Gunman kills senior Mexican policeman in restaurant

A Mexican police chief and his bodyguard were shot to death as they ate lunch in Mexico City on Thursday, the latest police slaying in a drug war that has killed more than 1,600 people this year.

A heavily armed gunman burst into a restaurant in the north of the capital and shot Igor Labastida, a regional director for trafficking and contraband in Mexico's federal police force, and three bodyguards, a police spokesman said.

"The aggressor entered through one of the two doors in the restaurant and opened fire on Labastida and his companions," Mexico's federal police said in a statement.

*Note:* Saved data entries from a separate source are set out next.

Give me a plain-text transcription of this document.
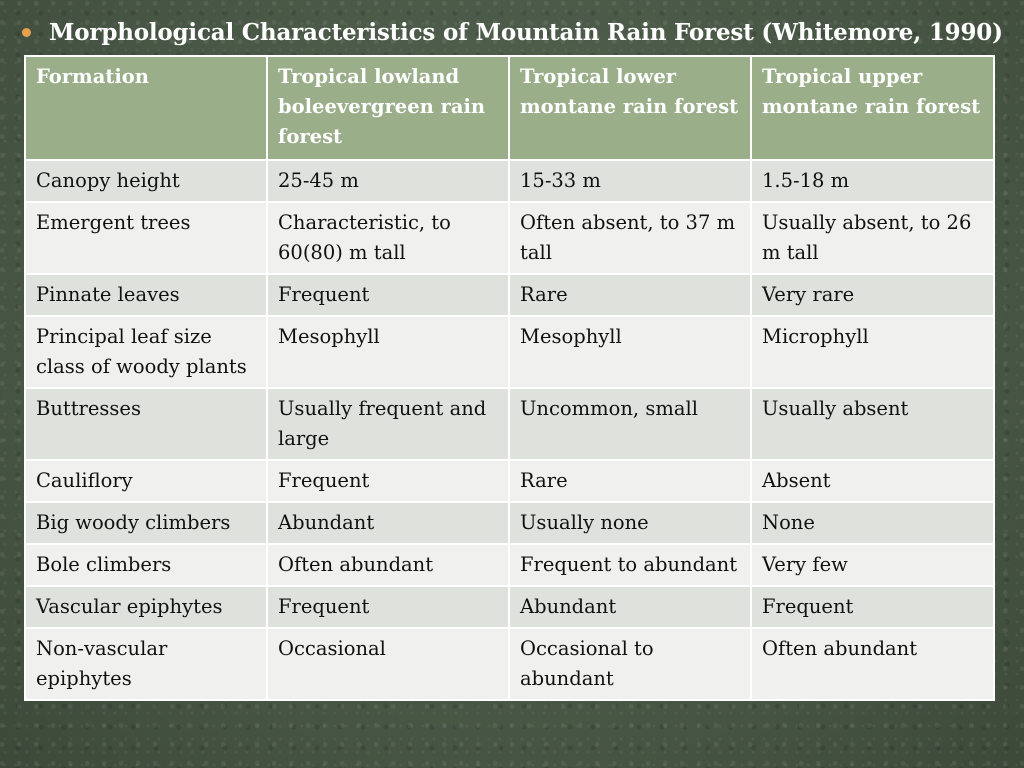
Morphological Characteristics of Mountain Rain Forest (Whitemore, 1990)
Formation	Tropical lowland boleevergreen rain forest	Tropical lower montane rain forest	Tropical upper montane rain forest
Canopy height	25-45 m	15-33 m	1.5-18 m
Emergent trees	Characteristic, to 60(80) m tall	Often absent, to 37 m tall	Usually absent, to 26 m tall
Pinnate leaves	Frequent	Rare	Very rare
Principal leaf size class of woody plants	Mesophyll	Mesophyll	Microphyll
Buttresses	Usually frequent and large	Uncommon, small	Usually absent
Cauliflory	Frequent	Rare	Absent
Big woody climbers	Abundant	Usually none	None
Bole climbers	Often abundant	Frequent to abundant	Very few
Vascular epiphytes	Frequent	Abundant	Frequent
Non-vascular epiphytes	Occasional	Occasional to abundant	Often abundant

Police said one bodyguard was killed and two others were seriously injured, clarifying an earlier police report that three police were murdered along with Labastida.

And police said a single gunmen perpetrated the attack, not several men, as a spokesman had said earlier.

The murder of Labastida, who survived an attempt on his life in 2003, comes amid a rash of police killings as an army crackdown on drug cartels intensifies battles over turf and protection rings.

Last month one of Mexico's top federal police chiefs, Edgar Millan, was killed by hitmen linked to a powerful drug cartel from the Pacific state of Sinaloa as he returned to his apartment in Mexico City.

Some 500 police officers have been killed in drug violence since Mexican President Felipe Calderon launched his military-backed anti-drug offensive in December 2006.

Calderon's deployment of some 25,000 troops and federal police across Mexico has intensified drug violence, and gangs appear to be targeting more top police officers in Mexico City, who were once thought to be untouchable.